Wednesday, November 18, 2009

Theme Thursday - Late

Somewhere on my bookshelves, tucked in beside a volume of Steinbeck, I have a first edition of John Hersey’s book Hiroshima.
It looks just like this:




If you have not read it, do. Do, and you will hear of of things you already know but don’t often think of these days.

You will read of the mission of a now-famous airplane:





The Enola Gay.


And you will hear of this:




It’s called “Little Boy” – such an innocent-sounding name for such a deadly thing. On August 6, 1945, “Little Boy” was dropped from the Enola Gay at 8:15 a.m. over Hiroshima, Japan.






The devastation that resulted was unspeakable. It was so horrible that I cannot bring myself to post pictures of the living creatures – human and otherwise – who suffered. For those, it is way too late to say “I’m Sorry.”



For those of us who are here today to read of this, I wonder. Can we learn from our past? Can we ever find peace? Will we ever demand peace?



Is it too late?

24 comments:

Skip Simpson said...

I like to think I'm a "cockeyed optimist." I believe that someday, the world will realize it is better to live in harmony and understanding. As John Lennon once said, "All we are saying is give peace a chance."

otin said...

I am a firm believer that there will never be peace on earth when it comes to humans. It is just improbable. I would love to be wrong on that one!

Alan Burnett said...

Powerful post. And to answer your final question. Hopefully not. A happy and a peaceful TT

Wendy said...

My 92-yr old Great Aunt was married to an officer in the Army who got stationed in Japan about a year after the bomb. My Aunt, a very dignified lady, stated to me, "We bombed the Hell out of them you know." She said they didn't even have drinking water, and she was there barely a year after. She said it was just AWFUL...

We always have hope, but we also always end up having conflict...

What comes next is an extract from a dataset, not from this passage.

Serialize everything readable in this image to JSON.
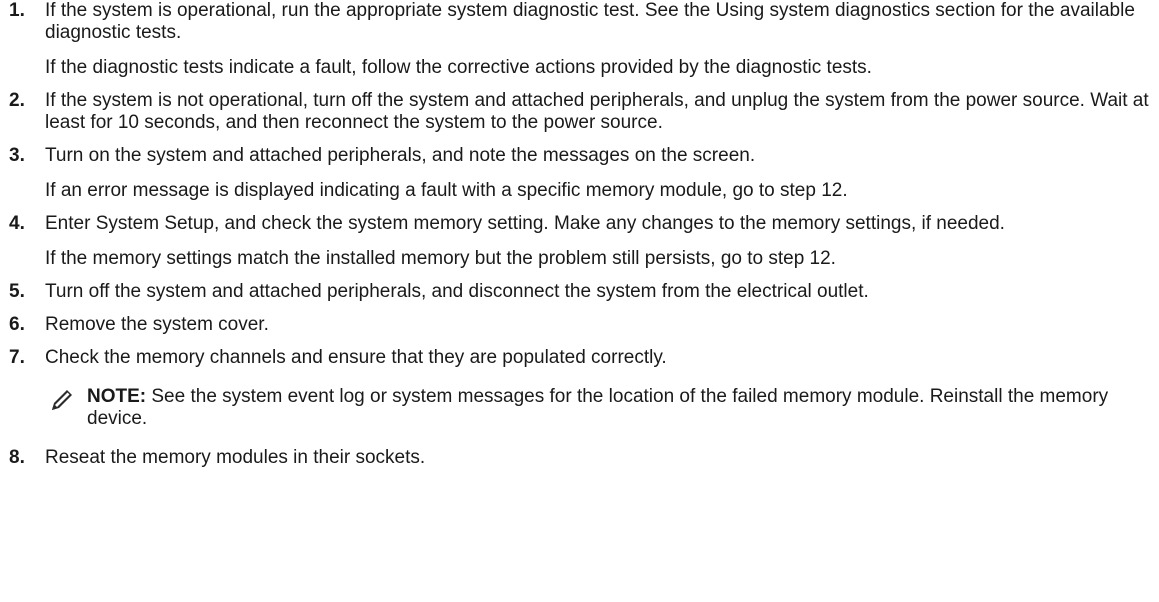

The older I get, the less optimistic I become.
...

Wendy said...

Your last comments got me thinking...
How exactly does one "demand" peace?
Are you willing to fight for it...?
...
Again, we humans typically end up having conflict...

Sandra Leigh said...

I want Skip's world. Frankly, I don't think we're going to get that world, people being people, but I don't think I could function without at least some of that optimism.

Ronda Laveen said...

I stand for peace too. I hold that thought against all the naysayers. Someone has to.

tony said...

They Say An Atomic Explosion Is One Of The Most Beautiful Sights In The World (from the safe distance of the plane that drops the Bomb).How Strange & Terrible beauty can be sometimes.......
Great TT post
Regards
Tony.

Brian Miller said...

a sobering yet poignant post. peace, i hope. happy tt!

Poetikat said...

Wow. This was a great reminder of not just Hiroshima, but all the atrocities we, as human beings have perpetrated on our own. It's so sad, isn't it?
Never too late to try and change.

R.J. Edwards said...

I hope we learn from our past. At times it seems we're just doomed to repeat it, ie the war in Iraq & Afghanistan. But we can't give up hope. Miracles happen.

Jill said...

I too...pray for peace but believe I will never see it in my lifetime. Self serving humans will never stand for peace.

Wings said...

Never to late for the human race.

I hope.

JeffScape said...

You hear of the Japanese man that survived both blasts? Now that's insanity.

Harnett-Hargrove said...

It takes a lot of people demanding peace to be heard...by setting example. -J

Rebecca said...

I continue to pray for peace....

Colette Amelia said...

I sure hope not for if it is too late we will all suffer and not just by our suffering we have today...unemployment, bancruptcy, mental illness, divorce, crime, hopelessness.

maybe we need to suffer a little more before we say enough! Hopefully we don't wait too long.

Kris said...

We're getting there.

Dreamhaven said...

A crime in a time
Wnen all hope seemed gone.
A wave of destruction
Eons long
Too late to change,
To late to cry.
To make amends
We can only try.

Nancy said...

Hi, I'm here via Otin's blog after reading your excellent story. We once had neighbors that named their daughter Enola Gay. Can you imagine? It was years later, and I was much older before I realized where that strange name originated.

tori said...

here from Otin's blog. I enjoyed the story you wrote that Otin reposted. I'll be following.

Baino said...

Very thoughtful Angel May. I've just been watching the news and how the British particularly are annoyed at the lack of strategy in Afghanistan after losing another one of their own. I don't know, will we ever learn. Sadly I don't think so.

Jessie said...

Hi Angela, just came from Otin's place -- loved your story you allowed him to post.

This piece is also very good.

You have a wonderful gift. I'm glad Otin recommended you.

smiles,

AngelMay said...

Welcome to everybody new - and hugs to everybody who has already been around and decided to stay. I'm really glad you are all here.